Si certains termes échappaient à la Sang-Pur, le sens du discours lui était limpide. Mais ce n'était pas ce qu'on lui avait enseigné. Le sang importait. La pureté n'avait pas de couleur, mais elle coulait bel et bien dans ses veines. C'était une nuance invisible mais bien présente. Pourquoi, sinon, l'entretenir de génération en génération ? Il y avait forcément un sens à tout cela, même si celui-ci n'était pas perceptible pour la Née-Moldue. Aria s’accrochait à présent et plus que jamais à cette réalité faussée. La noblesse du sang importait.

L'esprit profondément enfoui dans son déni, elle sursauta au contact soudain d'Eileen. Cette dernière la prit par les épaules pour la tourner face à elle, puis apposa le bout de son index au centre de sa cage thoracique.

- Ton cœur bat et irrigue le reste de tes organes en oxygène grâce à lui, avança-t-elle les yeux encore embués d'émotions. Comme pour tout le monde. Comme pour les elfes de maison ou les animaux.

Oui son cœur battait. Beaucoup trop vite. Beaucoup trop fort. La proximité soudaine avec celle dont elle s'était juré de mettre le plus de distance possible la bouleversa. Les yeux dans les siens, elle revit passer tout un tas de souvenir qui lui rappela leur complicité si singulière. Leur relation unique et inégalable. Mais la douleur miroitait pour la première fois dans l'abysse céruléenne qu'était l'union de leur regard. Alors, elle brisa le contact visuel pour laisser ses pupilles s'échouer au sol sous un froncement de sourcils.

- Les histoires de sang-pur, sang-mêlé ou sang-de-bourbe, continua la Lionne, c'est une connerie inventée par des puissants pour rabaisser d'autres personnes. Sauf que je sais que t'es pas comme ça.

- Tu n'en sais rien, bredouilla Aria d'une voix tout aussi peu audible que précédemment.

Elle voulait s'en convaincre. Se prouver qu'elle était digne de sa famille, de ses valeurs.
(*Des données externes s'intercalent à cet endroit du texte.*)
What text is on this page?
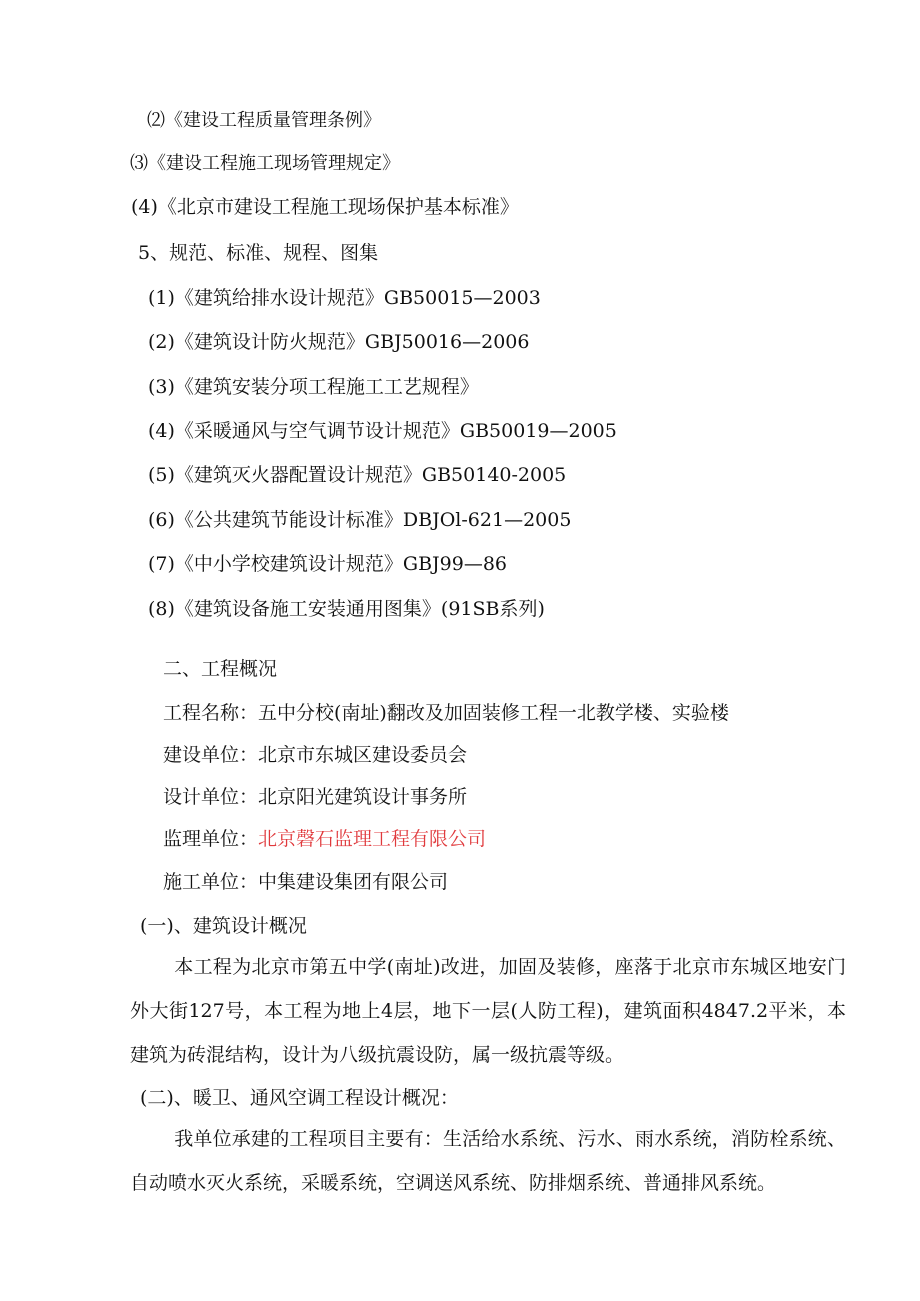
⑵《建设工程质量管理条例》
⑶《建设工程施工现场管理规定》
(4)《北京市建设工程施工现场保护基本标准》
5、规范、标准、规程、图集
(1)《建筑给排水设计规范》GB50015—2003
(2)《建筑设计防火规范》GBJ50016—2006
(3)《建筑安装分项工程施工工艺规程》
(4)《采暖通风与空气调节设计规范》GB50019—2005
(5)《建筑灭火器配置设计规范》GB50140-2005
(6)《公共建筑节能设计标准》DBJOl-621—2005
(7)《中小学校建筑设计规范》GBJ99—86
(8)《建筑设备施工安装通用图集》(91SB系列)
二、工程概况
工程名称：五中分校(南址)翻改及加固装修工程一北教学楼、实验楼
建设单位：北京市东城区建设委员会
设计单位：北京阳光建筑设计事务所
监理单位：北京磬石监理工程有限公司
施工单位：中集建设集团有限公司
(一)、建筑设计概况
本工程为北京市第五中学(南址)改进，加固及装修，座落于北京市东城区地安门外大街127号，本工程为地上4层，地下一层(人防工程)，建筑面积4847.2平米，本建筑为砖混结构，设计为八级抗震设防，属一级抗震等级。
(二)、暖卫、通风空调工程设计概况：
我单位承建的工程项目主要有：生活给水系统、污水、雨水系统，消防栓系统、自动喷水灭火系统，采暖系统，空调送风系统、防排烟系统、普通排风系统。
Qu'elle n'était pas cette exception glorieuse qu'elle avait toujours eu l'impression d'être aux côtés d'Eileen. Il n'y avait rien de glorieux à être une exception.  C'était mieux lorsqu'elle se faisait oublier. Plus d'écart ni d'espoir. Il lui fallait à nouveau rentrer dans le cadre.

Eileen épousseta son balbutiement d'un souffle qui ne fut rien de moins que la suite de sa tirade. À ses mots, elle y croyait dur comme fer.

- Alors, ouais, on est peut-être pas du même univers ou de la même maison, mais c'est pour moi, là aussi, une connerie de croire que c'est un mal.

Son index se délogea enfin de sa poitrine. Le contact physique fut alors rompu et Aria eut l'impression d'enfin pouvoir reprendre son souffle.

- C'est en ayant des méthodes et des idées différentes, et en les cumulant, que l'on peut révolutionnait un monde. Pas en restant sagement dans des cases prédéfinies par notre naissance, elle-même définie par une société archaïque à la con.

« Révolutionner le monde », c'était du Eileen tout craché. Pour Aria, il n'y avait là rien d'autre qu'un idéalisme inatteignable. La Sang-Pur avait depuis bien longtemps abandonné tout espoir pour cette « société archaïque à la con », comme l'avait si bien nommée la Née-Moldue. Peut-être même qu'au final, de l'espoir, elle n'en avait jamais eu. Depuis toujours, le monde semblait se dessiner à ses yeux en nuances de gris. Et dans le gris, nul espoir ne fleurit.

Ou peut-être juste le bleu. Celui de l'eau, celui des abysses. Celui du mystère, celui de la transparence. Celui du lac, celui des étangs. Un bleu-vert vaseux, trouble et pourtant si limpide. Oui, peut-être qu'au milieu de son monde achromatique, elle percevait le bleu. Seulement le bleu. Comme celui des iris en face d'elle qui se détournaient à leur tour pour se perdre dans un autre bleu. Chaque mur de cette pièce en dessinait les reflets, comme un prolongement infini de son regard mouillé.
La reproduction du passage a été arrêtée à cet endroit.